“Responsibility is more than just a word”
Achim Lohrie, head of Corporate Responsibility at Tchibo, on sustainability in practice.
Achim Lohrie has been head of Corporate Responsibility at Tchibo since 2006. In this interview, the 52-year-old tells us about the progress that has been made on sustainability at Tchibo during this time, the limits he meets in the course of his work – and the aims he is pursuing.
The Corporate Responsibility department was founded in 2006. What was its aim?
In what way?
Let me give you an example: Coffee is an agricultural product and needs particular climatic conditions to produce optimum yields. Climate change will affect cultivation conditions in such a way as to impact negatively on yields and quality when it comes to the coffee harvest. We need to act if we want to continue supplying our customers with top-quality coffee in the future. We need to train coffee farmers to make their coffee plants and their cultivation methods more resilient to the consequences of the climate change that is now inevitable: some ways to do this might be to plant trees to provide shade and implement a range of methods to prevent soil erosion. In addition to this, we need to show coffee farmers how to limit their own impact on the climate – and we have to take heed of this ourselves too, in our coffee roasting and retailing activities. We might do this, for instance, by ensuring we impact as little as possible on the climate when we transport goods, using up-to-date roasting technology, switching over our fleet to low-consumption vehicles and using energy from renewable sources at our sites.
So to sum that up, a good five years ago you began the process of taking a holistic, systematic approach to corporate responsibility at Tchibo. What are the principles you base your actions on?
Three clearly formulated principles form the basis of our approach. First: Taking responsibility is an integral part of Tchibo’s business strategy. Second: For coffee and consumer goods, we pay attention to environmental factors across the entire product life cycle – from the use of resources and production by our suppliers all the way to the product’s eventual disposal. Third: We are uncompromising in our orientation towards our customers’ needs and requirements and those of the groups that represent their interests in society.
Where are you with all this today? Have there been setbacks as well as progress?

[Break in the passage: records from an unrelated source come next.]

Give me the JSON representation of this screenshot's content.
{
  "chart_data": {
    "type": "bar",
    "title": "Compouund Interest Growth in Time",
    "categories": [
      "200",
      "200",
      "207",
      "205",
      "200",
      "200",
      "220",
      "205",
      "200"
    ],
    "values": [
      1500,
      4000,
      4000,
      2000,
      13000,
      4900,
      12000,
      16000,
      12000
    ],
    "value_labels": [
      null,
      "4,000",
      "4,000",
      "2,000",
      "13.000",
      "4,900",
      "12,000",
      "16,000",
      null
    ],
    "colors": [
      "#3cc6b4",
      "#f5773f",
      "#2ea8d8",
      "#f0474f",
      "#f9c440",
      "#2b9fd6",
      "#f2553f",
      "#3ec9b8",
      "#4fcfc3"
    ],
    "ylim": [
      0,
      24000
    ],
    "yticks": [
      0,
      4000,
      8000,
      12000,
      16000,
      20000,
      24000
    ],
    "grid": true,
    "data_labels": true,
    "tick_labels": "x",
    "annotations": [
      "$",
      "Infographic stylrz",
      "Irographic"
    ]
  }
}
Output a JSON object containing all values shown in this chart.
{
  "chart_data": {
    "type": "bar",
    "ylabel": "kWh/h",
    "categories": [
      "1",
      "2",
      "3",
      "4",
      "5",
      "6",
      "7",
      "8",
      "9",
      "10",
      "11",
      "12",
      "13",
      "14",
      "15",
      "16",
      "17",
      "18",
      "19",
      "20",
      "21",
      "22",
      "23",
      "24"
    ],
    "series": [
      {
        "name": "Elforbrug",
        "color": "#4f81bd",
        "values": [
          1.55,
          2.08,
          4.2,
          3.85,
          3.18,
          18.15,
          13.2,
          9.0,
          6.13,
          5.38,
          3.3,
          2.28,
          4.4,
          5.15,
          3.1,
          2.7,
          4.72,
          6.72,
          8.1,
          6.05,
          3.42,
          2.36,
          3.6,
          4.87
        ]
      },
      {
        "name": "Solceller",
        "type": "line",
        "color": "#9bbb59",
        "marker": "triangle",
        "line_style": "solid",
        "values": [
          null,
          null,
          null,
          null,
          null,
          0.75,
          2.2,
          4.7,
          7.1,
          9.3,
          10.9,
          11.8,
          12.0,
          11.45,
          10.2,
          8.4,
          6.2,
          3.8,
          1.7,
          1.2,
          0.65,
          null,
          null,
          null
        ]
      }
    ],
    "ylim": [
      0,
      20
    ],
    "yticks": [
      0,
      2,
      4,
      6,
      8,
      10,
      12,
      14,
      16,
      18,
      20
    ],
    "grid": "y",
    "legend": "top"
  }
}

Corporate responsibility is firmly rooted in our company and our employees bring it to life each and every day. The results of our activities prove that responsibility is more than just a word. For example, we have been able to continuously increase the proportion of sustainably cultivated raw coffee in the coffee we process and that of the consumer goods in our range produced in environmentally and socially responsible conditions. Additionally, we have a comprehensive training programme in place to support the implementation of social responsibility standards in the production plants run by our consumer goods suppliers, and the electricity we use at our sites comes solely from renewable sources. But we also come up against limits, which in our view we will only be able to overcome shoulder to shoulder with all other players in society. These include issues such as working with our Asian suppliers to secure living wages and employees’ right to join unions and conduct collective bargaining, and eliminating agricultural child labour in developing countries.
What are your aims for the future?
We have set ourselves an ambitious goal: We want our products and significant processes to be the best they can be in relation to environmental and social criteria and we want our stakeholders in society – our customers above all – to see and appreciate this. We want them to automatically associate sustainability with the Tchibo brand.
How do you intend to achieve this goal?
We place particular emphasis on long-term, transparent business relationships with our suppliers, in which we work with them as partners. Over the last five years, we have learned that such relationships are key in establishing the right conditions for developing sustainable products and processes and in speeding up this process. Further, we are working on extending and deepening dialogue with our stakeholders in society. If we manage this, we will be able to successfully tackle those challenges we would not be able to overcome alone.